Think about Facebook ads for a second. There are multiple types of ads here, and over a billion people using the site. Having a great ad-management app is essential to your success. It can help you save time and money. For those of you with pages on Facebook, profiles on Twitter and Google+ and other social outlets, you should think about content-management systems that allow you to schedule content, track engagement, etc. Carpenters don’t frame with plumbing tools; everyone needs the correct tools to do a specific job.

 

Step 5: Track Your Progress

Launching your campaign after following the steps above is only half the battle. Unless you know how your campaign is actually performing, you’ll never know whether to change something, add something, or to abandon something before it drains your wallet and cripples your brand reputation. There are many ways to track your progress. Facebook has an Insights section, your ad-management app and content-management systems will allow you to see various metrics, and there are many sites and services to help you keep track. What you really need here is an idea about what you should be tracking.

What you’re looking to track are things like:

  • Number of overall visitors
  • Unique visitors
  • Engagement rates (shares, likes, comments, etc)
  • Which pieces of content have more engagement (votes, shares, etc)
  • Net fans/followers
  • Responses
  • Overall views and breakdowns of views
  • CTR

These metrics tell you how many people are viewing your content, your pages, and how many people are engaging with your content. Most importantly, they tell you which pieces of content are the most engaging, so you’ll know what’s working and what isn’t.

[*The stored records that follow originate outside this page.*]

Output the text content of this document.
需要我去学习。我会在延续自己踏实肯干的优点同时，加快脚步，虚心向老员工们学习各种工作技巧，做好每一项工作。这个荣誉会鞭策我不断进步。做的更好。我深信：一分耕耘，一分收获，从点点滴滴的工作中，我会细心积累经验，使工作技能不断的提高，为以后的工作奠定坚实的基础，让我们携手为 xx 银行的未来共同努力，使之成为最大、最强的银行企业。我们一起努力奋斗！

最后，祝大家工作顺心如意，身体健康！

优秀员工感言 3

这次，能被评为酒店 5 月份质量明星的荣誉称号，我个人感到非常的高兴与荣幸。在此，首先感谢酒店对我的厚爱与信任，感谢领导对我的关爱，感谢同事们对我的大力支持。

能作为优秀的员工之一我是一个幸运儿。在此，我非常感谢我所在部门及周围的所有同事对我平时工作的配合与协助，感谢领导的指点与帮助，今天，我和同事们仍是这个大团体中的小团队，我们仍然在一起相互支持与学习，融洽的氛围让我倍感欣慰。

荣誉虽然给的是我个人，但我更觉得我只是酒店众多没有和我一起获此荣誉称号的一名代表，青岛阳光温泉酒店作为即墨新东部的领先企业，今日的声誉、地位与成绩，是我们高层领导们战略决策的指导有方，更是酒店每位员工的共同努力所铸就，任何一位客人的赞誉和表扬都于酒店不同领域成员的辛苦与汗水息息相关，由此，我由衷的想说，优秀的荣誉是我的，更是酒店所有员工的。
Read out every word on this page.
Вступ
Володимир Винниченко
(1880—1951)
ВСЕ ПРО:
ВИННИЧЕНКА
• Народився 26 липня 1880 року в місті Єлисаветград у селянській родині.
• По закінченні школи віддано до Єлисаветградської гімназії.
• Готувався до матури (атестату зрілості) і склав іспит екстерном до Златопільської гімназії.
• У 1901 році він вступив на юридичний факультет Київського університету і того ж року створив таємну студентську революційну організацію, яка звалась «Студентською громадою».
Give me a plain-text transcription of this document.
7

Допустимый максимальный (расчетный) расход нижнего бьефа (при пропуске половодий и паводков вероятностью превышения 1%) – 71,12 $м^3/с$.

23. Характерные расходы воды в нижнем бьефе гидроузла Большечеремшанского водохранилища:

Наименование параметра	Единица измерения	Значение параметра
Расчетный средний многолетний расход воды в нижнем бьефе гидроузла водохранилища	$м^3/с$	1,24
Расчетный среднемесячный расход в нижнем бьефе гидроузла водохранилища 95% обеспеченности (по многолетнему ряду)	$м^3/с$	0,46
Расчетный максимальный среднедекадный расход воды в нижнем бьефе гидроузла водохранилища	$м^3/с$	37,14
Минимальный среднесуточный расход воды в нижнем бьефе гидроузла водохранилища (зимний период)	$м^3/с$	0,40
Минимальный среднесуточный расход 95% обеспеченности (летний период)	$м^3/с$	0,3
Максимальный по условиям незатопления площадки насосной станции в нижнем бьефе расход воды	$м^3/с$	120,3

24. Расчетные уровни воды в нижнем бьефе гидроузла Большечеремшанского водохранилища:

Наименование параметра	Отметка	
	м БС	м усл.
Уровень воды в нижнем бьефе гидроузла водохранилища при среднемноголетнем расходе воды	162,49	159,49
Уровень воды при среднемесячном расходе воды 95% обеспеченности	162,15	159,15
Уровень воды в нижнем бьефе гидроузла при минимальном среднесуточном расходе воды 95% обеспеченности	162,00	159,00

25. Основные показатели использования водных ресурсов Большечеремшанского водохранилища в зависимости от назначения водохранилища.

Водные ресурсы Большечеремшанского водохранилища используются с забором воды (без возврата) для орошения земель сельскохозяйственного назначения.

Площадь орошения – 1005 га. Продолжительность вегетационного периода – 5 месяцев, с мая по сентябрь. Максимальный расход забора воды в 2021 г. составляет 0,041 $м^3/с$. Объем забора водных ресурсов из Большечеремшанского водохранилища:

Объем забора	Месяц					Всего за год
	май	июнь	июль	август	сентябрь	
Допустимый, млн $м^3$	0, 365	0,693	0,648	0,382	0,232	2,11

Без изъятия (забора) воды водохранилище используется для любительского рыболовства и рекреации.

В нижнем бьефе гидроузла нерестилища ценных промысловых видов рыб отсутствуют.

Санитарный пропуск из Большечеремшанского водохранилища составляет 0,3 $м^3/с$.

To go from a beginner in this field to launching and operating a successful social campaign takes a lot more than an article. Even a series of books couldn’t hold a candle to one week’s worth of real-life experience. So what should be important for you right now is to use this information to start up a campaign. Start slowly, act very precisely and measured, see what the metrics tell you, and adjust accordingly. Before you know it, you’ll be an old pro at social media marketing.